Trained as an academic scholar in the humanities, Dr. Greenblatt also has extensive experience in academic and arts administration. As her professional life has unfolded, she has learned the great value in combining the effects of teaching and administration. To lead in the classroom has allowed her to understand the complexities of leadership within institutions and to address the needs of contemporary students with precisely the kinds of programs and curriculum they need to thrive in their education and eventually in the world of work. As Associate Dean and Faculty at the San Francisco Art Institute, Dr. Greenblatt developed a number of curricular programs that were intimately informed by her knowledge and experience of students in the classroom. These programs remain the strongest examples to date of her work in academic institutions.

As Associate Dean of Academic Affairs, in deep collaboration with faculty and staff, Dr. Greenblatt involved the Institute in transforming its curriculum, which is fabled in the days of painting’s abstract expressionism. Honoring the SFAI’s commitment to critique as a primary form of teaching, she recharged the import of the Humanities and its emphasis on critical thinking and folded its curriculum into the school’s primary focus upon visual art and studio education. The result is an integrated, contemporary, and evolving vision of the education of visual artists. With the support of an extraordinary and dedicated team at SFAI, Greenblatt has been able to activate a genuine interest in the idea that an artist is a visual intellectual. Various programs in critical studies now have rapidly evolving and vital curricula, a new generation of faculty with a renewed sense of purpose, and deep academic support services. The Institute’s belief in the value of critical thinking as fundamental to visual art has been resuscitated.

At the core of this concept of humanities for visual artists is a writing program that has been renewed. When Greenblatt arrived on the faculty and in the administration, the quality of student writing varied wildly, from the most complex and elegant to the dangerously inarticulate. SFAI needed to reconsider its commitment to writing at many different levels: it needed a vision of writing’s value for a visually inspired education; it needed to establish consensus among members of the writing faculty about the content of their courses; it needed standards of measurement for student preparation; and it needed procedures whereby student ability could be assessed and addressed by the curriculum. SFAI now have all of these. Evidence of the difference this new program has made is visible not only in student writing but surprisingly also in the work that has come out of the studios.

In order to analyze and reflect upon these innovations at SFAI, Dr. Greenblatt developed research protocols, wrote, and delivered the paper “Critique As an Effective Form of Learning” with Susan Martin at the annual conference of WASC. WASC is the major federal body for the accreditation of schools, colleges, and universities in the western states. The research for the essay traced the artistic development of six SFAI students in parallel with their growing capacity for critical thinking in written form. Historical and conceptual in its scope, the study followed these students over the entire course of their education at the San Francisco Art Institute. The essay will form the basis of SFAI’s self-study for WASC accreditation in 2003.

The integrated conception of critical thinking and studio education has been so compelling to SFAI students that it formed the core of the Interdisciplinary Major, which is one of the Institute’s most popular courses of study. The major is articulated by a series of “seminars” in which studio work is combined with focused, thematic research. Greenblatt taught the Critical Theory seminar in this program. The course examined artists for whom the act of critical writing is central to their visual work. Likewise, students were responsible in equal parts for writing and for studio work and especially for understanding the points of transaction between them.

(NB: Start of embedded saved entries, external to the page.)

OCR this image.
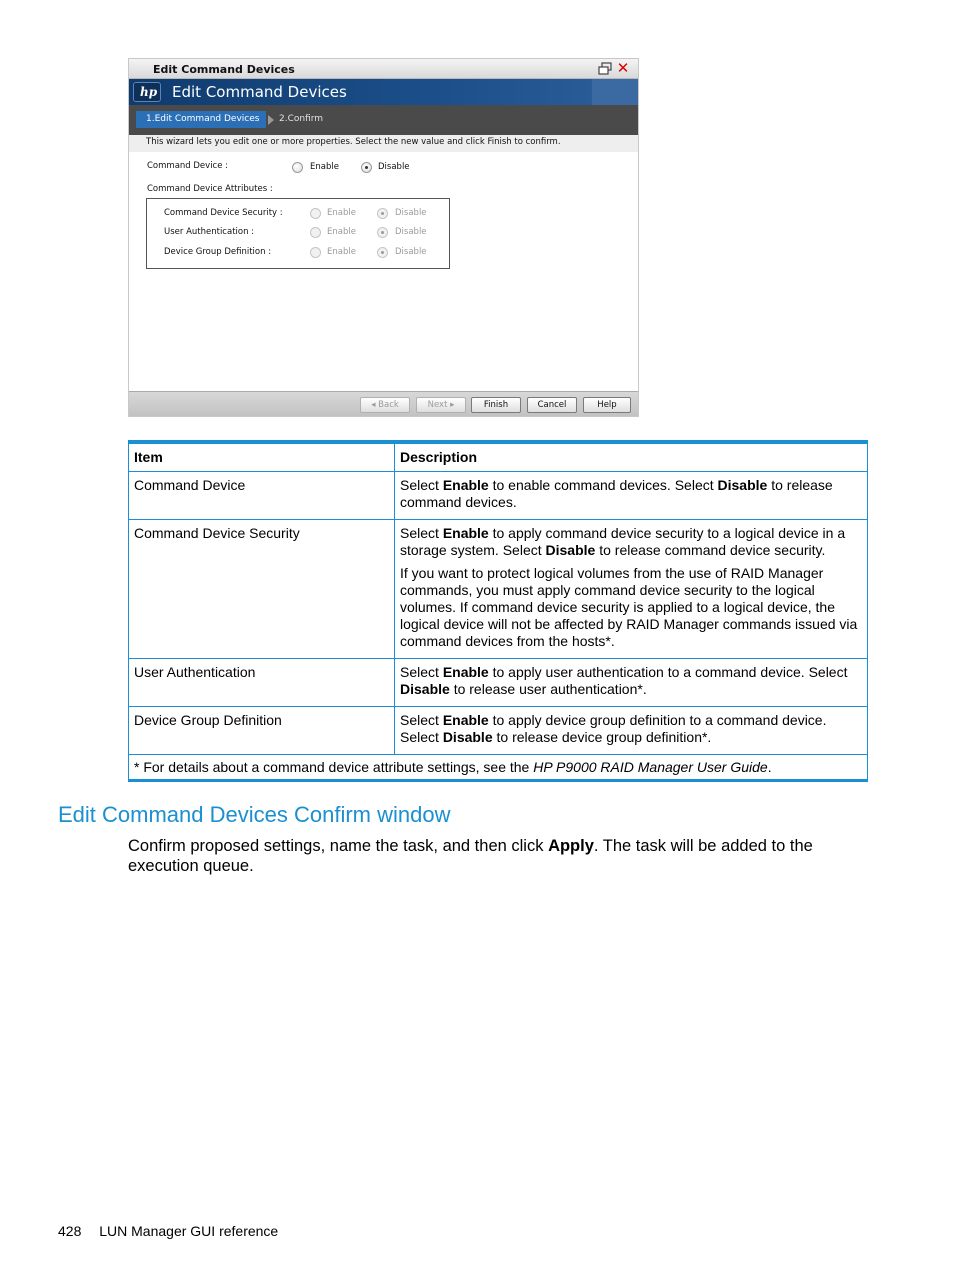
Edit Command Devices	✕
hp Edit Command Devices
1.Edit Command Devices	2.Confirm
This wizard lets you edit one or more properties. Select the new value and click Finish to confirm.
Command Device :	Enable	Disable
Command Device Attributes :
Command Device Security :	Enable	Disable
User Authentication :	Enable	Disable
Device Group Definition :	Enable	Disable
◂ Back	Next ▸	Finish	Cancel	Help
Item	Description
Command Device	Select Enable to enable command devices. Select Disable to release command devices.

Command Device Security	Select Enable to apply command device security to a logical device in a storage system. Select Disable to release command device security.

If you want to protect logical volumes from the use of RAID Manager commands, you must apply command device security to the logical volumes. If command device security is applied to a logical device, the logical device will not be affected by RAID Manager commands issued via command devices from the hosts*.

User Authentication	Select Enable to apply user authentication to a command device. Select Disable to release user authentication*.

Device Group Definition	Select Enable to apply device group definition to a command device. Select Disable to release device group definition*.

* For details about a command device attribute settings, see the HP P9000 RAID Manager User Guide.	
Edit Command Devices Confirm window

Confirm proposed settings, name the task, and then click Apply. The task will be added to the execution queue.

428 LUN Manager GUI reference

When standards for writing and critical thinking rose at the Art Institute, it became clear that these rising standards incited a certain anxiety among segments of the Institute’s population. The cultural transformation brought about by these institutional changes made it necessary to address the individual student and his or her particular ways of learning. In concert with Art Institute staff and consulting professionals, Dr. Greenblatt formed the Center for Individual Learning, a program developed especially for visually inclined students who want to improve their academic performance. The Center offers a network of services through which students develop individual learning plans, often in combination. For some students, that may be a plan to address learning disabilities such as dyslexia or attention deficit disorder; for others, that may be an opportunity to address learned aversions to language; for others, that may be one-on-one peer tutoring; and for others, it may be a chance to do some psychological work.

Dr. Greenblatt has been on the faculty of the San Francisco Art Institute, the University of California Davis, and the University of California San Francisco Mt. Zion Hospital. At these institutions, she taught in the departments of Art History and Art, Critical Theory, Film Studies, Women’s Studies, and Psychiatry. She earned the doctorate of philosophy in History of Consciousness at the University of California Santa Cruz and wrote the dissertation on the history and theory of psychoanalysis as an instance of modernist aesthetics. Dr. Greenblatt has lectured widely on a variety of subjects in contemporary art, visual culture, critical theory, popular culture and mass media, film studies, literary history, psychoanalysis and its relation to cultural politics in venues as varied as the Whitney Museum of American Art in New York, the School of the Art Institute of Chicago, the College Art Association, Grand Rounds at the University of California San Francisco Medical School, and various colleges and universities in North America as well as galleries and museums. Many of these lectures, since transformed into essays and articles, have been published in scholarly journals and arts and culture magazines.